Zoetrope. The application of photography to the Zoetrope —or wheel of life—is no new thing, as over twenty years ago Mr. Baden Pritchard made a series of photographs of a steam-engine, moving it forward a little between the taking of each picture; and when the series was viewed in the zoetrope, there was produced a most realistic appearance of the steam engine in motion. We must, however, go back much farther than this for the first idea of the lantern or projection zoetrope, something of the kind having been patented by Jundzill in 1856; but we believe the first exhibition of animated photographs on the screen in London was in 1882, when Muybridge exhibited the horse in motion at the Royal Institution. About the beginning of 1896 exhibitions of animated photographs on the screen became suddenly popular, and almost every maker of apparatus for this purpose gave a new and strange name to his particular form of the lantern or projection zoetrope.
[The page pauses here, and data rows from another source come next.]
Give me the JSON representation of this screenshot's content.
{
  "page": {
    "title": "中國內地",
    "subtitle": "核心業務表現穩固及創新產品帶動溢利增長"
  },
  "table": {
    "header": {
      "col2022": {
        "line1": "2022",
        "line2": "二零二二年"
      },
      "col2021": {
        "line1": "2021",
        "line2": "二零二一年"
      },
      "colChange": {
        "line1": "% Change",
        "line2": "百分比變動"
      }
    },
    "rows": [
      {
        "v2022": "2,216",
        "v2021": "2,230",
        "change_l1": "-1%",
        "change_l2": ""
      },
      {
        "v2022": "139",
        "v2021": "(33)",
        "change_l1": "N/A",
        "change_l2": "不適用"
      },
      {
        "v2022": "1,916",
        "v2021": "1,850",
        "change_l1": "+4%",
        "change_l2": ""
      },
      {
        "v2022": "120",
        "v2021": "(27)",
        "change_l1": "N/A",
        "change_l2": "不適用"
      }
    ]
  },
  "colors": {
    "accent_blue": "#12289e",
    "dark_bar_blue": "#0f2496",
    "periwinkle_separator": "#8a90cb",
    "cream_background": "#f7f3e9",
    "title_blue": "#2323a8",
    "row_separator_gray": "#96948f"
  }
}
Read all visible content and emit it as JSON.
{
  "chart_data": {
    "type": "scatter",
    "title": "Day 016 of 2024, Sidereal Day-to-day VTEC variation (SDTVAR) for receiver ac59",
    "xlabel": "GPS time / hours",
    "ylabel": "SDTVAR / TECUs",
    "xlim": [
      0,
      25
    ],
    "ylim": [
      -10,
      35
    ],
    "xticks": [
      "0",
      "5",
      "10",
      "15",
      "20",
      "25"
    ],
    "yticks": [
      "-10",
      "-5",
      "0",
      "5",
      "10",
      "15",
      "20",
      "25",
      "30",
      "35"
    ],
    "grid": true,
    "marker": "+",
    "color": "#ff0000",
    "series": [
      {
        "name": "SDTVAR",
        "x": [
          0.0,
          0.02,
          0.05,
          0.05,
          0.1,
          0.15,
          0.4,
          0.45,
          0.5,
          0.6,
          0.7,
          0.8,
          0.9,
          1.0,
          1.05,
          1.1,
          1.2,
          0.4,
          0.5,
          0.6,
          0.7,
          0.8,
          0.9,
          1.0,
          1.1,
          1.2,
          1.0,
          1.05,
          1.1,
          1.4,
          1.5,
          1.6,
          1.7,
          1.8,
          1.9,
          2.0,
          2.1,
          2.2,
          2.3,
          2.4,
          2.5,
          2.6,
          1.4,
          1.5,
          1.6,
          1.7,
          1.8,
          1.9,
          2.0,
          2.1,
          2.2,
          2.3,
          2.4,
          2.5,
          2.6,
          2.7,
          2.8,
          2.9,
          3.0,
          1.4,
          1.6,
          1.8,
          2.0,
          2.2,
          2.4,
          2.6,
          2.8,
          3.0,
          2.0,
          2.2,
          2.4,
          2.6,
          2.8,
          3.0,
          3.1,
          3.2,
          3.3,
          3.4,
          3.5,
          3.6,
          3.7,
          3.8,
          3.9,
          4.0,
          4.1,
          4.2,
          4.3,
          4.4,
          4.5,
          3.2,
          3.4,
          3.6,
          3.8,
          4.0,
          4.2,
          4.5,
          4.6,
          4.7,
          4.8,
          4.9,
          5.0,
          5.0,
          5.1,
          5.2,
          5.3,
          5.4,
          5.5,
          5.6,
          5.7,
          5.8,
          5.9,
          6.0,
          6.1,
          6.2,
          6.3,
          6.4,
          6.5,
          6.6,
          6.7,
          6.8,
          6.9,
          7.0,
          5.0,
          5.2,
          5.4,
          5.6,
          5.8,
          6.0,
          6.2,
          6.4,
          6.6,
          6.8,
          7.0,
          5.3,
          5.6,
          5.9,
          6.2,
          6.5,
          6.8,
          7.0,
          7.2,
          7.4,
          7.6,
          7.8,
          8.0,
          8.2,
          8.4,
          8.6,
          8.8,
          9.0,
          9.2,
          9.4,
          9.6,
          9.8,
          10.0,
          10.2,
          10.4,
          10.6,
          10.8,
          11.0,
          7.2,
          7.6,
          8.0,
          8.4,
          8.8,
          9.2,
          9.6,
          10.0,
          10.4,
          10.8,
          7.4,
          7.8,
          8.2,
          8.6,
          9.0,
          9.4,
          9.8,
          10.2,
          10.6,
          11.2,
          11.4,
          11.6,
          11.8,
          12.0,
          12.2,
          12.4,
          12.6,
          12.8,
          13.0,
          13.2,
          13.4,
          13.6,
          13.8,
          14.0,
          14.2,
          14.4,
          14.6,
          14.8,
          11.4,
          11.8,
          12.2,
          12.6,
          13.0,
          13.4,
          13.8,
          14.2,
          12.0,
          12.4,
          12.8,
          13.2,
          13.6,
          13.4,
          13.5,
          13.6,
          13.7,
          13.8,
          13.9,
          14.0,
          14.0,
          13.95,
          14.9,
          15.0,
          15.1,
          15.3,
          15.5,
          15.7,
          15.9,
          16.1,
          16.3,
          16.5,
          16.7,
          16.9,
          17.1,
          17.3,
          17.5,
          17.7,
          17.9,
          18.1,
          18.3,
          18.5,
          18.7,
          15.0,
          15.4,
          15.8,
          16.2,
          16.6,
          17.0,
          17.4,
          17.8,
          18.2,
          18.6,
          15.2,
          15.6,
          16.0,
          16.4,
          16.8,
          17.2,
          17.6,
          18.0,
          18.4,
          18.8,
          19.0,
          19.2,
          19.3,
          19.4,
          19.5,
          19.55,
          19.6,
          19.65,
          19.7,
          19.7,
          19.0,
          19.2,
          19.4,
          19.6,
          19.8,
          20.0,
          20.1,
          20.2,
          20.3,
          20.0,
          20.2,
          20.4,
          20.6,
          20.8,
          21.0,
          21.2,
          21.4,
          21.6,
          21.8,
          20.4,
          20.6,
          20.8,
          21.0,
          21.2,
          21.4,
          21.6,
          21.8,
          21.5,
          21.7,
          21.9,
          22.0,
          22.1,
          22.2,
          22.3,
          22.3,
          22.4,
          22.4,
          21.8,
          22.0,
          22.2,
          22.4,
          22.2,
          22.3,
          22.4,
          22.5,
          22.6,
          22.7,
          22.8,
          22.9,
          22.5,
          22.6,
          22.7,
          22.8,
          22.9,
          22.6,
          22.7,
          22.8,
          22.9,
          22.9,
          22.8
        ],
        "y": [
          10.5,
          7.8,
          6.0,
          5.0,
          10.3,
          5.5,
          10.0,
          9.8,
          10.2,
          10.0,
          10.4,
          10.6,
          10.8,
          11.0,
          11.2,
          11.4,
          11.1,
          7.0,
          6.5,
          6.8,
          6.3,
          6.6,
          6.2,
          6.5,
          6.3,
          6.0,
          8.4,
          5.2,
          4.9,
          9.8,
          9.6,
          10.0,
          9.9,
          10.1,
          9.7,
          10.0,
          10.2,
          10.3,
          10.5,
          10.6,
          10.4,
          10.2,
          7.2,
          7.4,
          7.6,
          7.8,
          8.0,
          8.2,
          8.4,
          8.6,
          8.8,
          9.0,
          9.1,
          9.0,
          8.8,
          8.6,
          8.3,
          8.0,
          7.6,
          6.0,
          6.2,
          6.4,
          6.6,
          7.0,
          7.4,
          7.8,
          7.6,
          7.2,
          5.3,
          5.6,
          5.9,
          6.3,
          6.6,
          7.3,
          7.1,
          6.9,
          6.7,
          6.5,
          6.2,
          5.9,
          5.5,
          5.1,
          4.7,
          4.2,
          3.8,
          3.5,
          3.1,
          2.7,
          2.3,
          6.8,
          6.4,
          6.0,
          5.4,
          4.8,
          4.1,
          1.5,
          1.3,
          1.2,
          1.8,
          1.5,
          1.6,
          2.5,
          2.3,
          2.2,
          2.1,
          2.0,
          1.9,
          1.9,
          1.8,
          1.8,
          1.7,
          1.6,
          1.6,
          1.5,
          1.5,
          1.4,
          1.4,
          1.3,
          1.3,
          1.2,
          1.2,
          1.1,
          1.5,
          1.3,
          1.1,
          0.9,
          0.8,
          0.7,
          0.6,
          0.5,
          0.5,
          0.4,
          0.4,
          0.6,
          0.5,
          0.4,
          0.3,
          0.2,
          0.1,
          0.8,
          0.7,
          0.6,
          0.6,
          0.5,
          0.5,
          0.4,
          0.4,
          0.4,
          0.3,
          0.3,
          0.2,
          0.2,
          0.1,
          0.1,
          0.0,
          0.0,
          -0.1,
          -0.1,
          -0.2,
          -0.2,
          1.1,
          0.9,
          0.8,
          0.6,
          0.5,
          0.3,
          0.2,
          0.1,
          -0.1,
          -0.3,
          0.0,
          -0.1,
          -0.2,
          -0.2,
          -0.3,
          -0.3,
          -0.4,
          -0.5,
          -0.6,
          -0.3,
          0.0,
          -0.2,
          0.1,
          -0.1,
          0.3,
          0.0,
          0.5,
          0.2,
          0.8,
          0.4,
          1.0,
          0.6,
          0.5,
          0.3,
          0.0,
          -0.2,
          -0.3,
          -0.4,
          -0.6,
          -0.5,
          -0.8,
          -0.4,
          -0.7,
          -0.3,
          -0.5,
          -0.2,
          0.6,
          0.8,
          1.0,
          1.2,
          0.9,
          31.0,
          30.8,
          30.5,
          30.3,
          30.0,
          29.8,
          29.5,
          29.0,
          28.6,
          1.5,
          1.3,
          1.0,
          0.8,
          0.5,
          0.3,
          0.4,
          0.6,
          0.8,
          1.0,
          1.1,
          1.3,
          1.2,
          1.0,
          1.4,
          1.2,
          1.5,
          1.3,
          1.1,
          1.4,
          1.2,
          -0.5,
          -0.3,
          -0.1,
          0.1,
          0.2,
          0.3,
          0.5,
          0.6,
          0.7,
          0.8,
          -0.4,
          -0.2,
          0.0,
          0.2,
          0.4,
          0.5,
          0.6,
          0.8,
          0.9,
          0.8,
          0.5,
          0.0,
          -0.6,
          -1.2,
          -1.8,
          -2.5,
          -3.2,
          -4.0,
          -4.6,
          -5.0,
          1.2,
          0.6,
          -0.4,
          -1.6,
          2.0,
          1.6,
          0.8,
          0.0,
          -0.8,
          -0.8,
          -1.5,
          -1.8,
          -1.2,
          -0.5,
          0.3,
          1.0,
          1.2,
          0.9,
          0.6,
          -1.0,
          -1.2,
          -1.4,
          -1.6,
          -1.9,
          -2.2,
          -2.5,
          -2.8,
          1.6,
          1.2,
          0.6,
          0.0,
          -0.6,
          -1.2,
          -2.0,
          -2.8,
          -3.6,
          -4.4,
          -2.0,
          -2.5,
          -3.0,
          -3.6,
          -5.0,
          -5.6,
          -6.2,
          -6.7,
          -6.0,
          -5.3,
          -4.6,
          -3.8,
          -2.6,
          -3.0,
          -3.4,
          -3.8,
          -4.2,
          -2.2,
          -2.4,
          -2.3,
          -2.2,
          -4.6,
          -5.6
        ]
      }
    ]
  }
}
In the modern forms the series of negatives is taken on a long band of celluloid at the rate of about 900 per minute. A band of positives is printed from this by rolling the negative band and a band of coated celluloid together so that they shall run in contact in front of a source of light; and the exhibition is effected by means of a lantern, which automatically unrolls the positive band, and projects each photograph in succession upon the screen. For further information on this subject, see CINEMATOGRAPH.